Orhan, yerdeki yapıştırıcı kovasına fırça daldırıp duvara sürmeye başladığında konuşmaya başladı. ''Haklısın. Geçen gün polisler, bizim Mustafa'ları kahvehanede paket etmişler. Üzerlerinde Mao'nun, Stalin'in kitapları çıkınca da direkt işkenceye tabi tutmuşlar. Çocukların kırılmadık kemikleri kalmamış.'' dediğinde büyük bir üzüntü hissetmiştim. Mustafa'yla herhangi bir dostluğum olmamasına rağmen uğradıkları faşist zulmüne karşı tepkisiz kalabilmek mümkün değildi. 

''Yazık olmuş. Umarım bir an önce iyileşip tekrardan aramıza katılırlar. Mutlaka o faşistlerden de bunun hesabı sorulur.'' 

Ahmet'in kucağındaki afişlerden birini alan Orhan, yapıştırıcı sürdüğü kısma afişi dikkatle yapıştırdıktan sonra bana döndü. ''Elbette soracağız Tufan arkadaş. İntikam almayı sevmeyiz ama ödeşmek de adettendir.'' dediğinde kocaman sırıttım. 

Sol kolumu kaldırarak bileğimdeki saate bakıp, ''Neyse beyler, görüşürüz. Derse yetişmem gerekiyor. Kolay gelsin size.'' dedim. 

Bir ağızdan, ''Eyvallah.'' dediklerinde yanlarından uzaklaşmaya başlamıştım bile. Dersliğe doğru yol alırken karşılaştığım yoldaşlarıma kısa bir kafa selamı verip yanlarından geçtim.

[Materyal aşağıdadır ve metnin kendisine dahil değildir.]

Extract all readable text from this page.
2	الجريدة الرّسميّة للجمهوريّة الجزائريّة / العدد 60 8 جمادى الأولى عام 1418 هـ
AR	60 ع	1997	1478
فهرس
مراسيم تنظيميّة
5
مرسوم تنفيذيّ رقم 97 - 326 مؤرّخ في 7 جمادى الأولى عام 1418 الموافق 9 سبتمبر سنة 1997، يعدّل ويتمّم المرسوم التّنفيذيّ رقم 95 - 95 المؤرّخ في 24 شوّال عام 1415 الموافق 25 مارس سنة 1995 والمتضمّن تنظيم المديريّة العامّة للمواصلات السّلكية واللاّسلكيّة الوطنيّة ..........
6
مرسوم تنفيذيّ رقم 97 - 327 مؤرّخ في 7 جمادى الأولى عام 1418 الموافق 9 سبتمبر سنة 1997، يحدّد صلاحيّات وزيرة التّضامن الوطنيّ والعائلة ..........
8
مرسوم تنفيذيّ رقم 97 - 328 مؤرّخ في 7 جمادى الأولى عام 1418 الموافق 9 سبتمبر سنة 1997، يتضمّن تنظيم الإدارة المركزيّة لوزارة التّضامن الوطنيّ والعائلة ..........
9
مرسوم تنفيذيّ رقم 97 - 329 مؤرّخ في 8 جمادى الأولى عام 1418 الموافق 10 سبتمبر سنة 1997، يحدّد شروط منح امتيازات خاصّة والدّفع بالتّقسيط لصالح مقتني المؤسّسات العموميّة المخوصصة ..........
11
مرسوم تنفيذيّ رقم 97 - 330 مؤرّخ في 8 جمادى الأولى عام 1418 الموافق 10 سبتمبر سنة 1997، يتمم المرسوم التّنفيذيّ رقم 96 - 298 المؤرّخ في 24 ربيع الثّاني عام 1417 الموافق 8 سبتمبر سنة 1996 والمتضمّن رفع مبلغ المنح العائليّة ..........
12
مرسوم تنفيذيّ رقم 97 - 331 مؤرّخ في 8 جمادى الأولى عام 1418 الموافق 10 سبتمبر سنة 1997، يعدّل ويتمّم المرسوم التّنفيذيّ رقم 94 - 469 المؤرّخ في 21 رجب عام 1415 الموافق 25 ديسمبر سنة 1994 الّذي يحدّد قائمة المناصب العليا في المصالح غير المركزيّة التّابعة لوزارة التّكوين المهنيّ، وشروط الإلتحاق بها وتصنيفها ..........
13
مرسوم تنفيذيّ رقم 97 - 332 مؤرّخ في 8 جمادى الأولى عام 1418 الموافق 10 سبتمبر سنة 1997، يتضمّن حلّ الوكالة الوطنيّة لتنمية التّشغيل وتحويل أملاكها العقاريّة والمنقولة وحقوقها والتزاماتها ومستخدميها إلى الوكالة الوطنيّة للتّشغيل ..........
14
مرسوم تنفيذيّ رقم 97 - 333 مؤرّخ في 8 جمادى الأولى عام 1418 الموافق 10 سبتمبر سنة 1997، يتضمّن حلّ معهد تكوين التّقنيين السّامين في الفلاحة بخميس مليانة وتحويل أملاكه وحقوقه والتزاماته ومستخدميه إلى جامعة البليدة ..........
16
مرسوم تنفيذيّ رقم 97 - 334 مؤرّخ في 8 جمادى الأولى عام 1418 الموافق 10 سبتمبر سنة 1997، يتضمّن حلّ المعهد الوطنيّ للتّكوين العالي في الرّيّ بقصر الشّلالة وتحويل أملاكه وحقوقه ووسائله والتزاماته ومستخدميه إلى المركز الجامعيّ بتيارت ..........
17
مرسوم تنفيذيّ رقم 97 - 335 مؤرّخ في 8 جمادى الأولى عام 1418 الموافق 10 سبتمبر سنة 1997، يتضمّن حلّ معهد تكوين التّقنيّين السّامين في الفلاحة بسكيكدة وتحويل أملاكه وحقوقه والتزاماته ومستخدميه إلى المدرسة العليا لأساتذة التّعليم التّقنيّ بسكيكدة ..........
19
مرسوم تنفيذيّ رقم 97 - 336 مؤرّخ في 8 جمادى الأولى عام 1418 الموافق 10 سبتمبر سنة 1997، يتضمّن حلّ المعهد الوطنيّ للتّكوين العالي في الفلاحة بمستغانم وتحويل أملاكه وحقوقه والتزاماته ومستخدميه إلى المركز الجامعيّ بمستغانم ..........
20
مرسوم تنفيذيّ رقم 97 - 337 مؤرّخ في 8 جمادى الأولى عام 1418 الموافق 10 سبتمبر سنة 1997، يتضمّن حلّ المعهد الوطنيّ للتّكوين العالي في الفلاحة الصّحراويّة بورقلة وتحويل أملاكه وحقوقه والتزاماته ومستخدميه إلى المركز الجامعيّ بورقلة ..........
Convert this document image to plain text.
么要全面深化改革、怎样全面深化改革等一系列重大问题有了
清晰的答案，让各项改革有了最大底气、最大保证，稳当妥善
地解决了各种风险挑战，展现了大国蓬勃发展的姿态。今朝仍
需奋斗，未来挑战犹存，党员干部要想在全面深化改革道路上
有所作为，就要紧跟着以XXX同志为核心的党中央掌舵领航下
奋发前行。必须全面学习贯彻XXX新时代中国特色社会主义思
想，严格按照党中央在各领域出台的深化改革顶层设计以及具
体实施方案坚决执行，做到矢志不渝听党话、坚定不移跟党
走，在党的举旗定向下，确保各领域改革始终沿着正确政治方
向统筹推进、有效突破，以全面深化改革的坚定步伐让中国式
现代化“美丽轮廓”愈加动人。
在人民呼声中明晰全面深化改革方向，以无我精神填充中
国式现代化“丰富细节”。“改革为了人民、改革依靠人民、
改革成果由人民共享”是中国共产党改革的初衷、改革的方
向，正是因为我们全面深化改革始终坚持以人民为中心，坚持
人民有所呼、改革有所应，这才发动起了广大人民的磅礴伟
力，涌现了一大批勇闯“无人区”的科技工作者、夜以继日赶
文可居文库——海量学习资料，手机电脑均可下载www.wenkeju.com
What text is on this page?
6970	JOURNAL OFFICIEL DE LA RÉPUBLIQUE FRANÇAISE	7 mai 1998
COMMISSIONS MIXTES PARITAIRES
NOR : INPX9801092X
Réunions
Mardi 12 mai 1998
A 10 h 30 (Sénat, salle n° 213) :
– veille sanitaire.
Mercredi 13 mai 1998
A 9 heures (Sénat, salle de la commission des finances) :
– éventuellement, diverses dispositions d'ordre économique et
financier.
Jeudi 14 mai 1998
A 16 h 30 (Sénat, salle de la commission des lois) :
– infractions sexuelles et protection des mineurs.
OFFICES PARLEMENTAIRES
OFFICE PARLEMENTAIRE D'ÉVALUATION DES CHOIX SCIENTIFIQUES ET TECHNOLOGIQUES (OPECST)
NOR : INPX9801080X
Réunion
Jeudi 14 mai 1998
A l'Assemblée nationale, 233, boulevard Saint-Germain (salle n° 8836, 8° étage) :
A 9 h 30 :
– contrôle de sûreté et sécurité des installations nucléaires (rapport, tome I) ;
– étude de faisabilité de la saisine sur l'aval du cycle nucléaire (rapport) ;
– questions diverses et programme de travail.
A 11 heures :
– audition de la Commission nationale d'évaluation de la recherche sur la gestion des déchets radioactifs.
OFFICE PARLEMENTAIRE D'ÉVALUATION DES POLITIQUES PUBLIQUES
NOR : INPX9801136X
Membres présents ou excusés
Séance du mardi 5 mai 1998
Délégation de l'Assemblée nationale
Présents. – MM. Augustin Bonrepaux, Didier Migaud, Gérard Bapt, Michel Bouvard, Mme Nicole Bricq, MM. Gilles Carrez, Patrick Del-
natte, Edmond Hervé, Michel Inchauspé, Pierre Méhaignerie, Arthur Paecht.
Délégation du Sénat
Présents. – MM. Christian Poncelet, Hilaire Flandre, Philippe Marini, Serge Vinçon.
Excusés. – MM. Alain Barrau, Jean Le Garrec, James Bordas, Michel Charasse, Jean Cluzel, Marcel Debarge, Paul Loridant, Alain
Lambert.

Koridorun sonunda bulunan dersliğe ulaştığımda arka kapısından içeriye girip herhangi bir yeri gözüme kestirip oraya yerleştim. 

Donuk bakışlarım birkaç öğrencinin olduğu sınıfta turlarken Tebligat Hukuku profesörü olan, nadiren derslerine girdiğim adam derslikten içeriye girdi. Elindeki kalın kitapları ve omzuna astığı postacı çantasını masaya bırakıp yüzümüze bakma tenezzülünde bulunmadan yoklama aldı. Akabinde derse başladığında dirseğimi masaya yaslayarak yüzümü avcumun arasına alıp bakışlarımı tahtanın üzerinde tuttum.